The rise of these chat boards is significant. Even the name of one of these chat boards, Greedy Associates, demonstrates that the law had moved to something where individual money-and not the practice of the profession of law-became the primary motivating concern of young attorneys. This, in fact, is how most people view the modern American businessman. Here, with the Greedy Associates board, I believe that the American law firm was announcing to the world in no uncertain terms that it had become industrialized.

The chat boards also underscored that the law had become something where values such as loyalty were no longer emphasized and where individual associates were out for their own self interests. Instead of a group of fellow associates sitting in the same law firm socializing, the "group" for the associates had become an anonymous computer discussion board of alienated attorneys on the Internet. The alienation of these attorneys is reminiscent of arguments made in the industrial revolution about workers becoming alienated as well.

By early 2000, the law firm had started changing even more. We are currently witnessing massive growth in the outsourcing of legal services to India, where fresh lawyers from top law schools educated in English common law will happily work six days a week for $300 a month. While this trend is relatively recent, case law editors at West Publishing are now in India, American law firms are now having patents written and researched in India, legal research is now being done in India by several concerns, and the businesses that are providing these services are growing by leaps and bounds.

While this movement is certainly in its early stages, it is gaining steam fast, very fast. Just as computer programming jobs have gone by the millions to India, China, and other developing countries, putting untold numbers of Americans out of work, so too will legal jobs.

In thinking about this issue, I cannot help but be reminded of the attitude of computer programmers throughout the 1990s and until 2001. These programmers were arrogant, would switch jobs at the drop of a hat, demanded outrageous salaries or hourly rates, would only work on projects that interested them, and (if not) demanded stock options. When I put out an ad for a computer programmer recently for BCG Attorney Search, I believe we received more than 2,000 applications in less than 48 hours. In fact, I received so many applications, I had to call Monster and request the ad be pulled because I could not operate my email effectively because applications were arriving so rapidly.
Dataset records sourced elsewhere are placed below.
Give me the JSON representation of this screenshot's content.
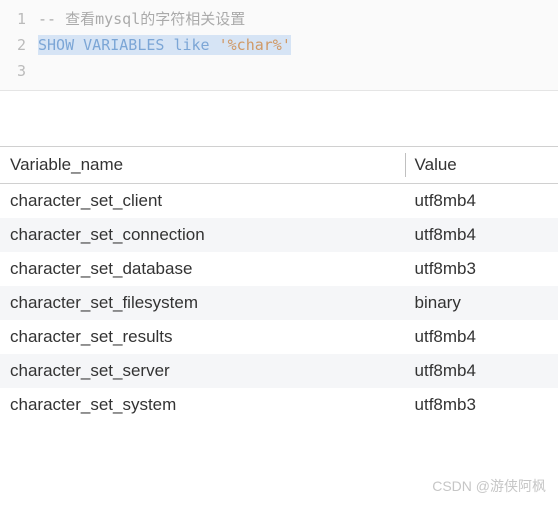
{
  "editor": {
    "lines": [
      {
        "num": "1",
        "comment_prefix": "-- ",
        "comment_text": "查看mysql的字符相关设置"
      },
      {
        "num": "2",
        "kw1": "SHOW",
        "kw2": "VARIABLES",
        "kw3": "like",
        "str": "'%char%'"
      },
      {
        "num": "3"
      }
    ]
  },
  "table": {
    "headers": [
      "Variable_name",
      "Value"
    ],
    "rows": [
      {
        "name": "character_set_client",
        "value": "utf8mb4"
      },
      {
        "name": "character_set_connection",
        "value": "utf8mb4"
      },
      {
        "name": "character_set_database",
        "value": "utf8mb3"
      },
      {
        "name": "character_set_filesystem",
        "value": "binary"
      },
      {
        "name": "character_set_results",
        "value": "utf8mb4"
      },
      {
        "name": "character_set_server",
        "value": "utf8mb4"
      },
      {
        "name": "character_set_system",
        "value": "utf8mb3"
      }
    ]
  },
  "watermark": "CSDN @游侠阿枫"
}
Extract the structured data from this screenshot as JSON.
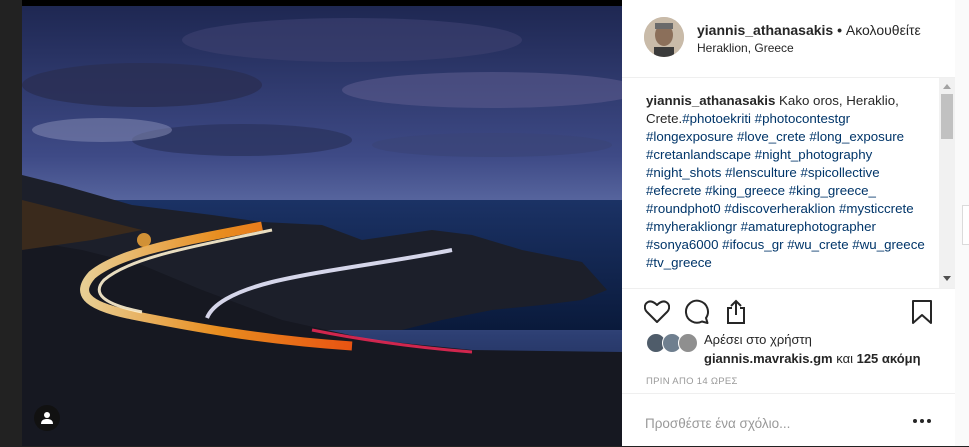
{
  "post": {
    "author": "yiannis_athanasakis",
    "separator": "•",
    "follow_status": "Ακολουθείτε",
    "location": "Heraklion, Greece",
    "caption_author": "yiannis_athanasakis",
    "caption_text": " Kako oros, Heraklio, Crete.",
    "hashtags": [
      "#photoekriti",
      "#photocontestgr",
      "#longexposure",
      "#love_crete",
      "#long_exposure",
      "#cretanlandscape",
      "#night_photography",
      "#night_shots",
      "#lensculture",
      "#spicollective",
      "#efecrete",
      "#king_greece",
      "#king_greece_",
      "#roundphot0",
      "#discoverheraklion",
      "#mysticcrete",
      "#myherakliongr",
      "#amaturephotographer",
      "#sonya6000",
      "#ifocus_gr",
      "#wu_crete",
      "#wu_greece",
      "#tv_greece"
    ],
    "liked_label": "Αρέσει στο χρήστη",
    "liked_by_user": "giannis.mavrakis.gm",
    "liked_by_rest": " και ",
    "liked_count": "125 ακόμη",
    "timestamp": "ΠΡΙΝ ΑΠΟ 14 ΩΡΕΣ",
    "comment_placeholder": "Προσθέστε ένα σχόλιο..."
  },
  "icons": [
    "user-tag-icon",
    "heart-icon",
    "comment-icon",
    "share-icon",
    "bookmark-icon",
    "more-options-icon"
  ],
  "colors": {
    "link": "#003569",
    "text": "#262626",
    "muted": "#999999",
    "border": "#efefef"
  }
}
Similarly, the patent attorney is under assault from the developing world, and I can envision a time in the near future when a slew of applications will come for those jobs too-in a lighter sense, this is already occurring. Three years ago, firms would kill for a patent attorney in the United States. Patent attorneys were sometimes receiving bonuses of $50,000 or more and were, in many cases, extremely arrogant about their prospects. So too it will be with other practice areas of the law. These areas of the law will be under assault as soon as lower-cost service providers are identified.

B. Conclusions

In book 4, chapter 2, of Adam Smith's 1776 book, The Wealth of Nations, Smith argues that every individual in society employs his/her capital so that it promotes the greatest value. In employing his/her own capital, an individual intends only his/her own security and gain. Adam Smith's "invisible hand" theory states that by pursuing his/her own interest in the employment of capital, an individual frequently promotes the ends of society more effectively than he/she really intends to.

Today's law firm environment is, in a sense, now being controlled by Adam Smith's "invisible hand," for better or worse. The law firm environment has become industrialized as well as a much tormented place, where loyalties have been eroded, financial contributions are paramount, and outsiders and business interests transformed the profession. The American law firm has become industrialized.